Gardner and Parnes investigated the impact of Teflon injection and Type 1 thyroplasty on two parameters essential to voice production. Vocal fold vibratory characteristics and mucosal wave were preserved in those patients who underwent thyroplasty

Major complications may include airway obstruction, hematoma, and prosthesis extrusion.

Case Presentation

The patient is a 31-year old male who was status post stab wound to left neck after drinking heavily the night prior to admission. He allegedly fell from his porch while holding a knife, subsequently, impaling himself. He sustained a stab wound to the left neck at the border of zones I and II requiring emergent neck exploration by the General Surgery service for massive bleeding. There was no injury to the carotid sheath; however, the left subclavian artery was lacerated requiring ligation and a synthetic graft repair. The patient was extubated in the fourth postoperative day with complaints of hoarseness, weak cough. He denied dyshagia and choking while eating or drinking. Computed tomography of the head revealed a left midbrain infarct.

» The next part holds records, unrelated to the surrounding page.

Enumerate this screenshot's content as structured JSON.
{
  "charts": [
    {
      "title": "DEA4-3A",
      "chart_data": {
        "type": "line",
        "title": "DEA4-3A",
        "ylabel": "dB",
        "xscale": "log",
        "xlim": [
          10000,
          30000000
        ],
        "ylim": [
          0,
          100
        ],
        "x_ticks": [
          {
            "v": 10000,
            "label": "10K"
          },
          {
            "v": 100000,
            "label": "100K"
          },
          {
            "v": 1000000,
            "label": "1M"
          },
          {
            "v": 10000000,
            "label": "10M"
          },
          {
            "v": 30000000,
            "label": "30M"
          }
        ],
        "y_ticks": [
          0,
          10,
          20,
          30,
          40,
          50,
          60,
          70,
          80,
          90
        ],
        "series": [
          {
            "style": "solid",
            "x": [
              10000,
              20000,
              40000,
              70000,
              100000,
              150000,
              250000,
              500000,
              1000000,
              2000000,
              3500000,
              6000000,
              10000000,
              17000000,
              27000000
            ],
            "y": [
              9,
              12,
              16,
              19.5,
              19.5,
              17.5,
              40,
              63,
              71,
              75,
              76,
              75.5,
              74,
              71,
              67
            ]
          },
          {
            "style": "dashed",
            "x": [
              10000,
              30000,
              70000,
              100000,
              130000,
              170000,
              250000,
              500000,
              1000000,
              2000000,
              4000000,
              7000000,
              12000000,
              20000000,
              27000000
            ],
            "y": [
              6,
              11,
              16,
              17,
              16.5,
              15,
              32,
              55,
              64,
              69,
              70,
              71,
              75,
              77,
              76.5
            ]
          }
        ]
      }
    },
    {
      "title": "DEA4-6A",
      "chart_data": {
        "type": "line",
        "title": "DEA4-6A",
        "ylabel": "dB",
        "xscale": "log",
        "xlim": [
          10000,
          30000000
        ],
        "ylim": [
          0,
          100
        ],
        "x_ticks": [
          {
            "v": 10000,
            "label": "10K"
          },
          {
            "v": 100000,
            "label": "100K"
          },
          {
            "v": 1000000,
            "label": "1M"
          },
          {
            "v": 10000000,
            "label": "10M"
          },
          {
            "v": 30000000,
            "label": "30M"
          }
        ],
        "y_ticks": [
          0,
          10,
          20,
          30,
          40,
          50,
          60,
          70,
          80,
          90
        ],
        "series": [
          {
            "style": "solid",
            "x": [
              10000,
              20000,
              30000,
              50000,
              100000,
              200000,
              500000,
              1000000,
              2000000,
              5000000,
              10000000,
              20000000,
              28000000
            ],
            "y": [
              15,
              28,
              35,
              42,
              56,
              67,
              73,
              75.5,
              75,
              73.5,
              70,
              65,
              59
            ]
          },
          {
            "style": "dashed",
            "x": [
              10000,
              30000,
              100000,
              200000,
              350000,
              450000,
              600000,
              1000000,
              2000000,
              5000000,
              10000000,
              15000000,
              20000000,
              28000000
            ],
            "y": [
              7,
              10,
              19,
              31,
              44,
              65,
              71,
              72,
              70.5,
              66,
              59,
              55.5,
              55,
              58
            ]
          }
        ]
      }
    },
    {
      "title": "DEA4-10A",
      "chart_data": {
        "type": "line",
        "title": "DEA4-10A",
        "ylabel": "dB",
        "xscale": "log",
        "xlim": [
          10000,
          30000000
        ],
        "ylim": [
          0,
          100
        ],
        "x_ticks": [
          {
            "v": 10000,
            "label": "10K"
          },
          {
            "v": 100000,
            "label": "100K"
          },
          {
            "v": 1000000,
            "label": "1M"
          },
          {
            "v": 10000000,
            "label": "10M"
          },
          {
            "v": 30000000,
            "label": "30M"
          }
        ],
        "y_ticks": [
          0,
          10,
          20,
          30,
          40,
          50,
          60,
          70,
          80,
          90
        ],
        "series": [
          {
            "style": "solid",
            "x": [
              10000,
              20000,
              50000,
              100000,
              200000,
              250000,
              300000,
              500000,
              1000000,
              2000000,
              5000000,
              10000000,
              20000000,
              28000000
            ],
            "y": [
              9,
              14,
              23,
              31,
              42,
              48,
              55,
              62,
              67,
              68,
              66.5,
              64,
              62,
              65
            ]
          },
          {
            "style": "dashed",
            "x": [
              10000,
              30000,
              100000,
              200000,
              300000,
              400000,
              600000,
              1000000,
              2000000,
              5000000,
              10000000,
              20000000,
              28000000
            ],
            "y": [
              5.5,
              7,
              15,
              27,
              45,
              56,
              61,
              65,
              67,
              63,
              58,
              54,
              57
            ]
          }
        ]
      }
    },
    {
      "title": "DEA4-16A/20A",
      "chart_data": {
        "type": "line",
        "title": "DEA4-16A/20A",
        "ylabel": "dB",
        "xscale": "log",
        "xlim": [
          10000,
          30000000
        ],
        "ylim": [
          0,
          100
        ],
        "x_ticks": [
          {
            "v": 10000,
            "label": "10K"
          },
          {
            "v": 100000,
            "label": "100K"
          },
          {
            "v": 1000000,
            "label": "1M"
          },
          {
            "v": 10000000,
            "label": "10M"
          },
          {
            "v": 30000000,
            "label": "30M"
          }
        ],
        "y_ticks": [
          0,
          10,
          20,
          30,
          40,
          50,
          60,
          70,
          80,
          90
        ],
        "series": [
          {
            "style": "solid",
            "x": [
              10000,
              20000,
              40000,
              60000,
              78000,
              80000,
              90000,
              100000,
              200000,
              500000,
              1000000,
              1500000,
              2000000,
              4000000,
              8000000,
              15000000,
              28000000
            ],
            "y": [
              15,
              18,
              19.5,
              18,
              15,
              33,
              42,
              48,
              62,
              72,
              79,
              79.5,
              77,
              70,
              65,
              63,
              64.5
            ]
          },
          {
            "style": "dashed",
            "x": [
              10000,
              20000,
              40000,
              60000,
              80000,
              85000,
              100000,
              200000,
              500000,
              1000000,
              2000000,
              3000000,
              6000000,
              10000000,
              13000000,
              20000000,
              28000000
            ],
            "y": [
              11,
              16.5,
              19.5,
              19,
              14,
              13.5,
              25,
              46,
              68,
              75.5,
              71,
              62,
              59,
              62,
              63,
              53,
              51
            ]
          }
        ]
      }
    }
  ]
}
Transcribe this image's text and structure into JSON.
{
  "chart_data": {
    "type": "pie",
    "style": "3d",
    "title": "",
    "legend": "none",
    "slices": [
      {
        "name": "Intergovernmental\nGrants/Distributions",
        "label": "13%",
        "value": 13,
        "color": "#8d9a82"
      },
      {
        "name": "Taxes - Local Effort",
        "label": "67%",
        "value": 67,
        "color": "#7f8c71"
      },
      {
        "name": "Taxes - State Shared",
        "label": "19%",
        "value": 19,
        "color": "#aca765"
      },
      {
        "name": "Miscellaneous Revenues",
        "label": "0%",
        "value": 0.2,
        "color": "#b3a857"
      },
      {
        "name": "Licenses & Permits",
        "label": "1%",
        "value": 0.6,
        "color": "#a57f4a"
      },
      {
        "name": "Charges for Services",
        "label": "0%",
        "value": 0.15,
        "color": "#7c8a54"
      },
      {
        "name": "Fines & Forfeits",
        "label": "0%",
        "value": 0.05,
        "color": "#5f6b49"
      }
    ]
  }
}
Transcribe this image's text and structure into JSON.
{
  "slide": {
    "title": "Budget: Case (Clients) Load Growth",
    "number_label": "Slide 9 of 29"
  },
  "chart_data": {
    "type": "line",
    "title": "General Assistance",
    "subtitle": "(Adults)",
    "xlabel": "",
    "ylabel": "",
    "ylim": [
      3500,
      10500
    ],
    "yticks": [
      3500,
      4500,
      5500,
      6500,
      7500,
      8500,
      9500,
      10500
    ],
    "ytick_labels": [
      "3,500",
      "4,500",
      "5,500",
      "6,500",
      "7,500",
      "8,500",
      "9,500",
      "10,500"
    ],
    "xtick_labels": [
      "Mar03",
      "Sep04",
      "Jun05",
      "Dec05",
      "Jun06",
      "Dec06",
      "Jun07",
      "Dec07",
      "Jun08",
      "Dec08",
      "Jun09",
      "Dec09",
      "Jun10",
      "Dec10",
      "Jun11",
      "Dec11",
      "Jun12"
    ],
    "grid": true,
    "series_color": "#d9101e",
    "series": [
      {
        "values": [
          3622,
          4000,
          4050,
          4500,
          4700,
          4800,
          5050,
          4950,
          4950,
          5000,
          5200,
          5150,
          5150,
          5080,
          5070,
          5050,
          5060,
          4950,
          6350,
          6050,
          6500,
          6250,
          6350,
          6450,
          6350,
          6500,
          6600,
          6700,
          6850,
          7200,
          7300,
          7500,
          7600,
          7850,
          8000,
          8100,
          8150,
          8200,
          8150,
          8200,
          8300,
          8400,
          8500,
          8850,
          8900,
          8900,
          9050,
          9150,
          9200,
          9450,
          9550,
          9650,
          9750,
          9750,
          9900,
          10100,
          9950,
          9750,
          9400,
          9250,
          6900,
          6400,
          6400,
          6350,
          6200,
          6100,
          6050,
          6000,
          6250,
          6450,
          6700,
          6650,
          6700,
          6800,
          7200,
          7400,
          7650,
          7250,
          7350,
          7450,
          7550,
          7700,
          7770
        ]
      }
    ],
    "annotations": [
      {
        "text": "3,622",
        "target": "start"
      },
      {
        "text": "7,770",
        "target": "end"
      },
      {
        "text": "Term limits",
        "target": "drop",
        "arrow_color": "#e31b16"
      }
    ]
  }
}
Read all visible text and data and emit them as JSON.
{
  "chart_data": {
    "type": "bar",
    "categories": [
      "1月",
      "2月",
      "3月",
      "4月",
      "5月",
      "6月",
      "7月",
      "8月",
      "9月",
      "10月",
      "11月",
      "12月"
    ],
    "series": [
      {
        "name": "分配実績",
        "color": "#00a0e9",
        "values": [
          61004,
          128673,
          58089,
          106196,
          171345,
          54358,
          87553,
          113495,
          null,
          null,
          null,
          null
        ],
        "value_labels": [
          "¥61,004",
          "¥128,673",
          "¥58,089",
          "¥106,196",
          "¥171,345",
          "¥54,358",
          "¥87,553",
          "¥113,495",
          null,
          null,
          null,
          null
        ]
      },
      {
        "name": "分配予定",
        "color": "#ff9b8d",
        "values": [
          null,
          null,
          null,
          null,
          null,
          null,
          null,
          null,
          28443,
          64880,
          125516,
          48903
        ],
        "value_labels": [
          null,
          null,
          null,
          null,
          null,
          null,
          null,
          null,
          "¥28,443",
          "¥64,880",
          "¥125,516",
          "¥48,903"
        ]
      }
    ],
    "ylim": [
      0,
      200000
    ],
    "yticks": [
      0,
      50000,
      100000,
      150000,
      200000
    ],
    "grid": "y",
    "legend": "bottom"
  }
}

Past Medical History: gastroesophageal reflux disease.
Medications, Allergies, Surgical History: unremarkable.
Habits: Alcohol and tobacco abuse.

Physical exam demonstrated a left true vocal cord paralysis with significant bowing of the affected cord. There was moderate pooling of secretions and no mucosal lesions. The head and neck exam was otherwise unremarkable.

His recovery was unremarkable and he underwent medialization thyroplasty on the 16th hospital day. He tolerated this procedure well and was discharged home on the first postoperative day. Flexible laryngoscopy at two months revealed good cord approximation, strong voice, and no clinical evidence of aspiration.